Town in Wisconsin, United States

Brooklyn is a town in Washburn County, Wisconsin, United States. The population was 311 at the 2020 census. The unincorporated community of Lampson is located in the town.

==Geography==
According to the United States Census Bureau, the town has a total area of 36.3 square miles (94.1 km^{2}), of which 35.7 square miles (92.5 km^{2}) is land and 0.6 square mile (1.6 km^{2}) (1.73%) is water.

==Demographics==
As of the census of 2000, there were 281 people, 117 households, and 87 families residing in the town. The population density was 7.9 people per square mile (3.0/km^{2}). There were 227 housing units at an average density of 6.4 per square mile (2.5/km^{2}). The racial makeup of the town was 99.29% White, 0.36% Native American, and 0.36% from two or more races. Hispanic or Latino people of any race were 1.07% of the population.

There were 117 households, out of which 29.1% had children under the age of 18 living with them, 63.2% were married couples living together, 8.5% had a female householder with no husband present, and 24.8% were non-families. 19.7% of all households were made up of individuals, and 11.1% had someone living alone who was 65 years of age or older. The average household size was 2.40 and the average family size was 2.74.

In the town, the population was spread out, with 22.4% under the age of 18, 2.8% from 18 to 24, 28.8% from 25 to 44, 30.6% from 45 to 64, and 15.3% who were 65 years of age or older. The median age was 43 years. For every 100 females, there were 95.1 males. For every 100 females age 18 and over, there were 92.9 males.

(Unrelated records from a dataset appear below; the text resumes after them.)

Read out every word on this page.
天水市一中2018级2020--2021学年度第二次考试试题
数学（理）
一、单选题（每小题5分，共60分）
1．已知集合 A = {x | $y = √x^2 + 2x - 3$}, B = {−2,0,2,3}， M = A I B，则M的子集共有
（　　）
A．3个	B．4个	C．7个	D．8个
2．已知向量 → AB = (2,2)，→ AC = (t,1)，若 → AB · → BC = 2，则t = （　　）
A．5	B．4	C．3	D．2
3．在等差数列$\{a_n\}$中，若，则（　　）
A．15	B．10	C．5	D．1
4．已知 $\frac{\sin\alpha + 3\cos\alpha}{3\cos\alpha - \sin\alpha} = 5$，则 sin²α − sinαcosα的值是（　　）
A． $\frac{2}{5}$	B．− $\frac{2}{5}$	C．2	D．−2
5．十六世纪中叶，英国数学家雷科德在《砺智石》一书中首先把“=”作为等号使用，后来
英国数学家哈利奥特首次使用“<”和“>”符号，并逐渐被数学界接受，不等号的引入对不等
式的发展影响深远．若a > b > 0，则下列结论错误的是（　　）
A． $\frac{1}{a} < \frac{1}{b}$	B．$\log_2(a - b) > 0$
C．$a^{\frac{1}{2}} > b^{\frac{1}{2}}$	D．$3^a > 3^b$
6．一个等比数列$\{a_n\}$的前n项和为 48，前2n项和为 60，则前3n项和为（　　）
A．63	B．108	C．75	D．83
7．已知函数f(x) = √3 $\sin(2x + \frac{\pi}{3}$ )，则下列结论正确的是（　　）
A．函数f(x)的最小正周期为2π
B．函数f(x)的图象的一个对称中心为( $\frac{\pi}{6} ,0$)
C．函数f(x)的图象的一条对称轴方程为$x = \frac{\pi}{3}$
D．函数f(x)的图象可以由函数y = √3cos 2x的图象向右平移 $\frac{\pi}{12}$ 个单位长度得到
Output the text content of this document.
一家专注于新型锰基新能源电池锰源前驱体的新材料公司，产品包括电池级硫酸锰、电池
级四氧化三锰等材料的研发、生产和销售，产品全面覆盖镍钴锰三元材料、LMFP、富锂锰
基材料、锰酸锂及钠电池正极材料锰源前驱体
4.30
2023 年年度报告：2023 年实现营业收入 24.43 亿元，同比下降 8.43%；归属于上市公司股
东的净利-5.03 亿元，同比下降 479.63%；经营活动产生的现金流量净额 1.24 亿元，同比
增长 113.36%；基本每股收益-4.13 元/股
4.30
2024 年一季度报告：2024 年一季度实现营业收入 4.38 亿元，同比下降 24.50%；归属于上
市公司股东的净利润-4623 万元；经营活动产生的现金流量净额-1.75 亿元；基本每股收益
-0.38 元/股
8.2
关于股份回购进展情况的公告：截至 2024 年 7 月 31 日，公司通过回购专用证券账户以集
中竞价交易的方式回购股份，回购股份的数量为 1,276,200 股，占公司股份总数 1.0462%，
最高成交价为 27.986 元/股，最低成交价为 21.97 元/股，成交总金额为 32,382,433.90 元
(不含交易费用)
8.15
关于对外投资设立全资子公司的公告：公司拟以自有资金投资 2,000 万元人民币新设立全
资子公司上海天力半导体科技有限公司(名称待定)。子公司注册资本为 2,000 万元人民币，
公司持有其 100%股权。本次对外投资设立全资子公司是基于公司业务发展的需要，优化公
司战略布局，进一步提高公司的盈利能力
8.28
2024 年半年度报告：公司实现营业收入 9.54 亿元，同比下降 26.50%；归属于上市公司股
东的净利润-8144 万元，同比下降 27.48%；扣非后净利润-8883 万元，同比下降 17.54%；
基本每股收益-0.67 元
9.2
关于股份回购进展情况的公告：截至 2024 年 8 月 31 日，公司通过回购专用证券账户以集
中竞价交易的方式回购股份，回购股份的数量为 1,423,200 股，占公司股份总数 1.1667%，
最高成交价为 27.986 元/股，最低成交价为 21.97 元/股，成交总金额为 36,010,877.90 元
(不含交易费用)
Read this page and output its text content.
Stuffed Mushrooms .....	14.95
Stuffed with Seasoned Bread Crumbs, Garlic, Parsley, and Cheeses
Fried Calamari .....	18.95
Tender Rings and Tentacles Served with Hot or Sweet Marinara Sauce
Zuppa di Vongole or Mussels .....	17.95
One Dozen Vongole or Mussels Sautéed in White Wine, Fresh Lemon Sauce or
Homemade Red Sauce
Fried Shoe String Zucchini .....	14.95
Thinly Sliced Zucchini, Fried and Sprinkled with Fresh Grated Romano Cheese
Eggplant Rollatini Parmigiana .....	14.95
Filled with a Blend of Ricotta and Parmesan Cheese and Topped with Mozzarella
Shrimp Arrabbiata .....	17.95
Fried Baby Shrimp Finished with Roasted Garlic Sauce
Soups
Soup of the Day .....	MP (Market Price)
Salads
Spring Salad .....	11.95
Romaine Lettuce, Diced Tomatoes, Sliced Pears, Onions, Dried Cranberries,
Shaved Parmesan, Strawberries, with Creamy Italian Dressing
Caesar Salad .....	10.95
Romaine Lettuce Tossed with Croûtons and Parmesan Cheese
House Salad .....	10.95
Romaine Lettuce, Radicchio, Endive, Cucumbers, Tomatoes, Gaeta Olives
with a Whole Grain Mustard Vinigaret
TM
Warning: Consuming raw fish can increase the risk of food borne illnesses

The median income for a household in the town was $37,083, and the median income for a family was $41,563. Males had a median income of $31,071 versus $21,406 for females. The per capita income for the town was $19,165. About 5.1% of families and 9.0% of the population were below the poverty line, including 9.3% of those under the age of eighteen and 18.8% of those 65 or over.